Rewrite 3x3x3x3x3 using an exponent
The Correct Answer and Explanation is :
The correct answer is: (3^5)
The expression (3 \times 3 \times 3 \times 3 \times 3) can be rewritten using an exponent as (3^5).
Explanation:
The notation (a^n) is used to denote exponentiation, where (a) is the base, and (n) is the exponent. The exponent tells you how many times to multiply the base by itself. In this case, (3) is the base, and the exponent (5) indicates that (3) is multiplied by itself a total of five times.
To understand how this works, let’s break it down step by step:
- Definition of Exponentiation: Exponentiation is a mathematical operation involving two numbers, the base and the exponent.

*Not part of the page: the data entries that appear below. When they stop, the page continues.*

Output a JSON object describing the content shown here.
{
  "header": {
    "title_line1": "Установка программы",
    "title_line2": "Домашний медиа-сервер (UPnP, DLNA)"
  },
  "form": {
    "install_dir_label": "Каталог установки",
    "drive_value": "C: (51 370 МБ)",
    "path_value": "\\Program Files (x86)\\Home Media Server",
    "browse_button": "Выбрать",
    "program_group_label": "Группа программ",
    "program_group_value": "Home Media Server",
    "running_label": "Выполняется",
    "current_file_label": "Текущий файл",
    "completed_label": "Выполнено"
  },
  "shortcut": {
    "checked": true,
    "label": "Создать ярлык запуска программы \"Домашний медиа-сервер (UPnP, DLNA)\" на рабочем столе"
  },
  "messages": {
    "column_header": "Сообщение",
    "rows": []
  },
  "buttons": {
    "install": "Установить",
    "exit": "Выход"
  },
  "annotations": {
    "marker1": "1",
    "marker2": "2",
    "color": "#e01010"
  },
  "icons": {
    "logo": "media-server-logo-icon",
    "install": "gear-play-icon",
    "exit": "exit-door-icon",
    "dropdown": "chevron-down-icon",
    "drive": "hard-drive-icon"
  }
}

For instance, (a^n) means multiplying (a) by itself (n) times. So, (a^3 = a \times a \times a).
- Applying to the Current Problem: Here, we have (3) being multiplied by itself five times:
[
3 \times 3 \times 3 \times 3 \times 3 = 3^5
]
This indicates that we are dealing with five instances of the number three. - Calculating the Value: To find the actual value of (3^5), we can perform the multiplication:
- First, calculate (3 \times 3 = 9).
- Next, multiply (9) by (3) to get (27).
- Then, multiply (27) by (3) to get (81).

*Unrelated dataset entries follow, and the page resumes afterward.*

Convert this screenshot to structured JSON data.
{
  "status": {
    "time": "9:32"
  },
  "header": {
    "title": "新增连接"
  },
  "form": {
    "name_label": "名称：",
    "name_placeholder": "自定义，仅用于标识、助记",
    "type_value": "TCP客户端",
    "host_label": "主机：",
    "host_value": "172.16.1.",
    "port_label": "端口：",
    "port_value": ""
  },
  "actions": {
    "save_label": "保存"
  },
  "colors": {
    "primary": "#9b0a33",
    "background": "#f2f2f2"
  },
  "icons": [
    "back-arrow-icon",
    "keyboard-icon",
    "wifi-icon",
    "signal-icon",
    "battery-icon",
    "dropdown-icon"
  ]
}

- Finally, multiply (81) by (3) to arrive at (243).
Thus, (3^5 = 243).
- Properties of Exponents: This property of expressing repeated multiplication using exponents simplifies calculations and notation, especially for larger numbers. It also leads to a deeper understanding of powers and their relationships, allowing for efficient problem-solving in algebra and other mathematical fields.
In conclusion, (3 \times 3 \times 3 \times 3 \times 3) can be expressed as (3^5), and it evaluates to (243). This notation not only simplifies expressions but also plays a crucial role in advanced mathematical concepts, making it essential for both basic and higher-level mathematics.